Believe it or not taking in those rescues might not be a bad thing. Think of it as you can help another animal to honor your lost pets memory. Maybe offer to foster them with the understanding that they are up for adoption?
Something similar happened for me with my horse. I had had him for 22 years form the time I was 13 till I was 35 so loosing him was tremendously difficult. I was still going tot he stable every day to tend other horses and seeing his empty stall every day was very hard. Someone said that the best thing to do was to get another horse into that stall ASAP, which sounded awful to me but it actually worked. Sure I still missed him and I still cried for a long time. But Baby was there for me to hug and touch and love. It helped.
Hey when a human friend that you love dies would you refuse to make new friends or spend time with the other ones you have? Of course not. You allow other friends to help and support you. In time you get closer to one or more of them as well and they fill that need.
A friend of mine had a horse ,right at that time, she was unable to afford to care for and I told her I would lease her horse in order to help her to not have to sell her.
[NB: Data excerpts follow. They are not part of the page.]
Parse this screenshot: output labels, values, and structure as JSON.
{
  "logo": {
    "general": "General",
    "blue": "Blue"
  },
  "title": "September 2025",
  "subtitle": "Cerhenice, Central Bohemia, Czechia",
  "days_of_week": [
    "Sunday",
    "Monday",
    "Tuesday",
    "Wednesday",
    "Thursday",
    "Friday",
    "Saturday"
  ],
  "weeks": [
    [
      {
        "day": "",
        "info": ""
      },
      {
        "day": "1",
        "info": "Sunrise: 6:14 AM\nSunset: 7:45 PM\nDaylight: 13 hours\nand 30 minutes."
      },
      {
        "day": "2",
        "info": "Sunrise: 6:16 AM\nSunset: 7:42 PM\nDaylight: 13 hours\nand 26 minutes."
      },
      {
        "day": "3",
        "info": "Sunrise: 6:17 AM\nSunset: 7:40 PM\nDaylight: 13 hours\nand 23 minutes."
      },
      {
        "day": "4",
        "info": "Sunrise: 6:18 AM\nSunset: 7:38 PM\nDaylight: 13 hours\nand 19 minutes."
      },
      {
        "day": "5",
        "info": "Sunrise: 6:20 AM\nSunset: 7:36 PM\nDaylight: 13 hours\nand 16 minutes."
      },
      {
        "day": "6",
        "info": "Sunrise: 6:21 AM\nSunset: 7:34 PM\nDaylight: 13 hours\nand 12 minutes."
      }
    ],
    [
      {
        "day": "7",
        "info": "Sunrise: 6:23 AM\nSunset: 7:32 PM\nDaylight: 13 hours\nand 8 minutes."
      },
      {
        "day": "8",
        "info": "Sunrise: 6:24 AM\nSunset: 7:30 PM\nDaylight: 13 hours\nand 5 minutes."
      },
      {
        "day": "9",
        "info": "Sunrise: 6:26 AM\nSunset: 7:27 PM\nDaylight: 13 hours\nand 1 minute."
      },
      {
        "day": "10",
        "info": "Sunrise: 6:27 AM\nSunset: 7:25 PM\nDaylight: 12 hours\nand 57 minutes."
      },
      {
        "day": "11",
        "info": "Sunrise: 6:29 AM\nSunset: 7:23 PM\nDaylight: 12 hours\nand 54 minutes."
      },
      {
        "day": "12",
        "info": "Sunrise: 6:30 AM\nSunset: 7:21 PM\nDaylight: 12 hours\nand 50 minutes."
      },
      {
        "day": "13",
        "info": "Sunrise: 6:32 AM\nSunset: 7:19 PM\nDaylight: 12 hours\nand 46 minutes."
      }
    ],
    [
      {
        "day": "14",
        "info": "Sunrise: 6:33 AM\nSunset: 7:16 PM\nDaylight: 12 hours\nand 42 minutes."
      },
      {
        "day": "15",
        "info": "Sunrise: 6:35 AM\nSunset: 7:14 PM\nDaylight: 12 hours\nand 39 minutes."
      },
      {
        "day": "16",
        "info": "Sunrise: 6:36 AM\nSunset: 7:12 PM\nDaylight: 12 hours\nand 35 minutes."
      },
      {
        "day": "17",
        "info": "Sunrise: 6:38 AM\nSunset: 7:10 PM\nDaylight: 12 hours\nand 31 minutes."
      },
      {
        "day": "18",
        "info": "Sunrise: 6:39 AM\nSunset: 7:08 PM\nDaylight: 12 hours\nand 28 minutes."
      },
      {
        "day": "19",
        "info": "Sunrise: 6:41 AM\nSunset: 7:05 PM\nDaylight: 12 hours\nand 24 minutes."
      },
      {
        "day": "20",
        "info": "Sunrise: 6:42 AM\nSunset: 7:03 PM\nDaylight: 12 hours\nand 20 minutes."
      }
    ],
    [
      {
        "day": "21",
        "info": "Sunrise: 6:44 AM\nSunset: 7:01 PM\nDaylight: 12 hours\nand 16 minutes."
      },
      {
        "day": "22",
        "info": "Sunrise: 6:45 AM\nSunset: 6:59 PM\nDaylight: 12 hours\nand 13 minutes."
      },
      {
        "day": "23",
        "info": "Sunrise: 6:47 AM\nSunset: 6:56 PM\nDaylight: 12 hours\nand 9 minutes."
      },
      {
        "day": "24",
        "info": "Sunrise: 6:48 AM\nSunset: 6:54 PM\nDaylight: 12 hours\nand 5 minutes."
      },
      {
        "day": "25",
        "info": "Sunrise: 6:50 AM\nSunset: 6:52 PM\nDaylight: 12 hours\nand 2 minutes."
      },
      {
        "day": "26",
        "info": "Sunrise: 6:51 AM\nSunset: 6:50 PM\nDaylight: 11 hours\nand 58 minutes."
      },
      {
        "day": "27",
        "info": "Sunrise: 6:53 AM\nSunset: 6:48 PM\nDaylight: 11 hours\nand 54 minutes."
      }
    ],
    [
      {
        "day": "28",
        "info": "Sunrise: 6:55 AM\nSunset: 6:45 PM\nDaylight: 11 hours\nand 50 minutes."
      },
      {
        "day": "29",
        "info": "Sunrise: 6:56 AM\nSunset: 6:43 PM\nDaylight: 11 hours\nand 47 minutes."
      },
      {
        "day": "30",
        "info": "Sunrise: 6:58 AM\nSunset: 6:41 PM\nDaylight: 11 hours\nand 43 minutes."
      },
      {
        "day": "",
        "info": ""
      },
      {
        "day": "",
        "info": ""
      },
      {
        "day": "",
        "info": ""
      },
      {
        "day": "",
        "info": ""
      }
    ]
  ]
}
So I basically had Baby in my care within only a few weeks of loosing Whiskey. Well long story short I wound up buying her a year later. Having Baby in my life really helped me to move forward. She did not replace Whiskey of course, no horse could but she filled that void he left and in time became a new best friend. Amazing how the timing worked out. Think about that....
I think a lot of times people refuse to accept another pet in their lives because they think they would be being disloyal to their beloved lost pet. But in truth you honor their memory when you let another into your heart and home. It isn't easy for an adult cat to find a home. These two need a home. Give it a little more thought before you completely dismiss the idea. Maybe go meet these two a couple of times before you decide to give it a try. But don't write them off. They need you.